Another way of organising your activity would be to from a trust and apply to the Income Tax Authorities for exemption from tax on the income of the trust. The contribution you wish to make may then be deposit into the trust. The interest on the investments that the trust makes would be exempt from tax. Regarding maximising revenues, there are many options available like mutual funds and tax free bonds offering various kinds of returns in comparison to the risk involved.

NRI's who are returning to India after having stayed outside India for a period of one year are allowed to retain their foreign assets after returning to India. Tax consequence in India will depend upon your residential status. Once you lose your status as a Non- Resident under the Income Tax Act, 1961, you will be liable to tax on all income earned by you globally.

I had a rupee account in an Indian bank and ownership of immovable property in India before I left for the US. Now, I am a US citizen. What are the tax consequences and filing requirements for the bank account if the interest income of the account does not exceed Rs 50,000 per year?
My child was gifted UTI shares. If he cashes them in what are the tax consequences?
Am I allowed to own residential property in India without permits? I shall inherit more residential property soon. Will there be taxes involved?

— Jay

If the interest earned from your bank account in India is the only income earned in India and if it does not exceed Rs 50,000 (the maximum amount not chargeable to tax), then you are not required to file an income tax return for that year.

You have not mentioned whether your child is a minor or major. Assuming that he has attained age of majority, the sale of units would attract capital gains tax. Moreover, as the capital asset was gifted to your child, provisions of section 49(1) of the I.T. Act, 1961 would be attracted. The said section specifies that the cost to the previous owner (donor) would be the notional cost of acquisition and also in determining the time limit for the purpose of deciding whether the capital asset is short term or long term capital asset, the period of holding of the previous owner is also taken into consideration. If the child is a minor, then the income from such capital gains will be clubbed with the income of that parent whose income is higher.

You can own residential property in India without RBI permission. However, if you want to repatriate the sale proceeds of the property outside India, then you would need the permission of RBI.

Regarding taxability of the same, Section 22 of the Income Tax Act, 1961, provides for the charging of tax on the annual value of your house property. The method of determination of the annual value is prescribed under section 23 of the Act. There are also certain deductions available under section 24 of the Act. The determination of such taxable annual value depends on the use to which the property has been put to. Hence we would be able to advise on the same if we have full information on the nature of property, fair rental value, municipal taxes, year of acquisition, number of properties, location etc.

NRIs are not allowed to own agricultural land in India.

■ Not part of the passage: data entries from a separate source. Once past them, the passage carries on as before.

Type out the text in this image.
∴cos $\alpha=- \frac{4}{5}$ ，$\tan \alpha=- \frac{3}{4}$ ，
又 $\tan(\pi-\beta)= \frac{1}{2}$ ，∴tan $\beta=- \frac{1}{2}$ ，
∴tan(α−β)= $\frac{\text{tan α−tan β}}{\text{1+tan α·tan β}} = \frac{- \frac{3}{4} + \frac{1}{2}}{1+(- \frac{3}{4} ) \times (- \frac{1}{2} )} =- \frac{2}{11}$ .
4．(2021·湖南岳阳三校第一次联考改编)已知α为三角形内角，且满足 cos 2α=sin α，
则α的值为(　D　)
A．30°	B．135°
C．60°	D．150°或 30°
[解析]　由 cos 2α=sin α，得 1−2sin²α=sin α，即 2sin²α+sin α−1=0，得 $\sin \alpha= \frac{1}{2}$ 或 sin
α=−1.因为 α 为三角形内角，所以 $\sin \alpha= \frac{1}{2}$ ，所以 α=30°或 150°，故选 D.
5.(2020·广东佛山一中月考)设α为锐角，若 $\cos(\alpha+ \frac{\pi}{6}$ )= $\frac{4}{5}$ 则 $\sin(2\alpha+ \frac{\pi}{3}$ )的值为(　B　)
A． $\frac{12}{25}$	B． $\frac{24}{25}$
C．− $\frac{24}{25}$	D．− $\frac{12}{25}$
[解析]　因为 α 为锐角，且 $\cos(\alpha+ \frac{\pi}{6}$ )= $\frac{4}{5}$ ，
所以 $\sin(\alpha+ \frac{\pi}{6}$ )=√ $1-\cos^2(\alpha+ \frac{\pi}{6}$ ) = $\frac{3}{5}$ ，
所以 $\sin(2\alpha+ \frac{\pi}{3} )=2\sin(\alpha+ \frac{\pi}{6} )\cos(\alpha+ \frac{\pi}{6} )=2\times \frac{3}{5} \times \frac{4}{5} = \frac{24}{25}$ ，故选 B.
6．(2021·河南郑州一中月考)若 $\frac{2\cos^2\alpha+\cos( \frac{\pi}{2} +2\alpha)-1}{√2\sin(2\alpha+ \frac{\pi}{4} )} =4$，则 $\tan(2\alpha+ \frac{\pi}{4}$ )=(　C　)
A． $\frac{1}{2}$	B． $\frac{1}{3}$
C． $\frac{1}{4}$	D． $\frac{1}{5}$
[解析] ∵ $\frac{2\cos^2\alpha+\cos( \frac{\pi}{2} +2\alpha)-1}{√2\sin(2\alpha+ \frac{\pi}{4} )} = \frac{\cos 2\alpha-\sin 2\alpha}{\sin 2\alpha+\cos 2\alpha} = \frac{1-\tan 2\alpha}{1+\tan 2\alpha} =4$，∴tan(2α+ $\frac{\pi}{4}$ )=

As per RFCA regulations, I am allowed to hold on to foreign currency deposits for the next 9 years and income is exempted from tax for 9 years. Once I acquire the RNOR status and open an RFCA account, I will lose the RNOR status (since I should have been residing in India for 730 days in the previous seven year period). How does the 9-year tax exemption and permission to hold RFCA account interpret with the above 730 days.

— Ganga

You will become "Resident but not ordinarily resident", if you satisfy only one or none of the following conditions:

  • You are not resident in India in 9 out of 10 previous years immediately preceding that year, i.e. if you are referring to financial year 1999-2000, then you should not be a resident Indian for at least 9 out of 10 years falling between 1989-90 and 1998-99;
  • You have not been in India for a period or periods amounting in all to 730 days or more during the 7 previous years preceding that year.
Interest on deposits in the RFC account will be exempted from tax if such deposit is renewed during the period of RNOR status.